Two years later, we began the process to adopt a little girl in Russia, for our son to have a sibling. After a very long wait, over two years, we traveled to meet her. We spent a week with her and bonded with her. After that week, we were to return home to await our court date in Russia to finalize her adoption. Before our court date, President Putin banned all Americans from adopting Russian children in retaliation for a law that President Obama passed, the Magnitsky Law. Since we hadn’t yet had our court date, we could not finish our adoption. Even though we had met and bonded with her, Russian officials would not allow us to finish. Even though legally she was not our child, in our hearts, she was our baby. My son carried her photo in his backpack to school each day. In his heart, she was already his sister. He was grieving again. We were the only people that had visited her in Russia. We promised her we’d return. My husband and I had yet another loss. We grieved for months. Our families were supportive beyond measure. Some friends were too. But many people just didn’t get it. This is what is referred to as disenfranchised grief. This is a grief that is not acknowledged by society. I felt like my child had been kidnapped from me. It was like a death, but she still was there, I just couldn’t get to her. Some people thought we should move on, adopt another child, but we couldn’t. We had bonded with her. Our greatest supports were the other families that we met that were in the same situation as us. They got it, because they were living it too. We tried many angles to work with our government and the Russian government. My husband met with the Russian Ambassador in Washington DC. I even traveled to Moscow and did a press conference on their state run television. Eventually, we were told that she was placed with a Russian family. At least she wasn’t still in an orphanage. We knew then we could move forward, and that for our son, we had to.

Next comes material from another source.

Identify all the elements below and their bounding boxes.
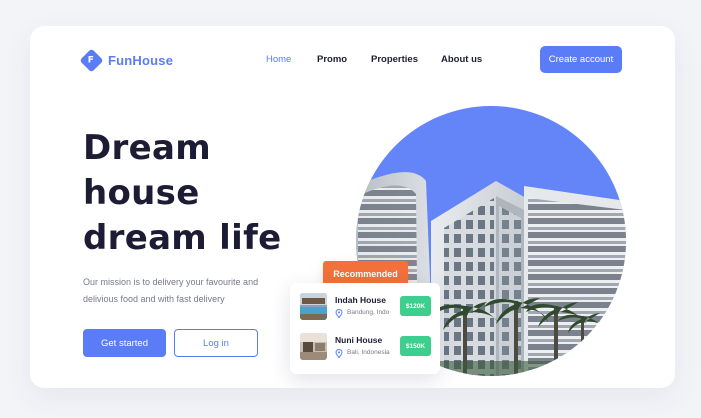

We decided to adopt domestically, and now have a beautiful little girl. Our family is complete, and our Russian baby will still have a special place in our hearts. My son finally has a little sister, and we can’t imagine life any other way. I have recently launched my own business helping children cope with illness and loss. In September of 2015 I opened Hudson River Healing, LLC. I provide home visits for children experiencing grief and loss. As I help children and families cope with some of life’s toughest experiences, I can draw upon my own life lessons and help others. Although I haven’t had a child die, I have grieved the loss of children and also helped my son through his grief. I often think that my son and I are healing each other. My skills as a child life specialist helped me to be a better mom. And now my skills from my life experiences and losses are helping me to be a better child life specialist.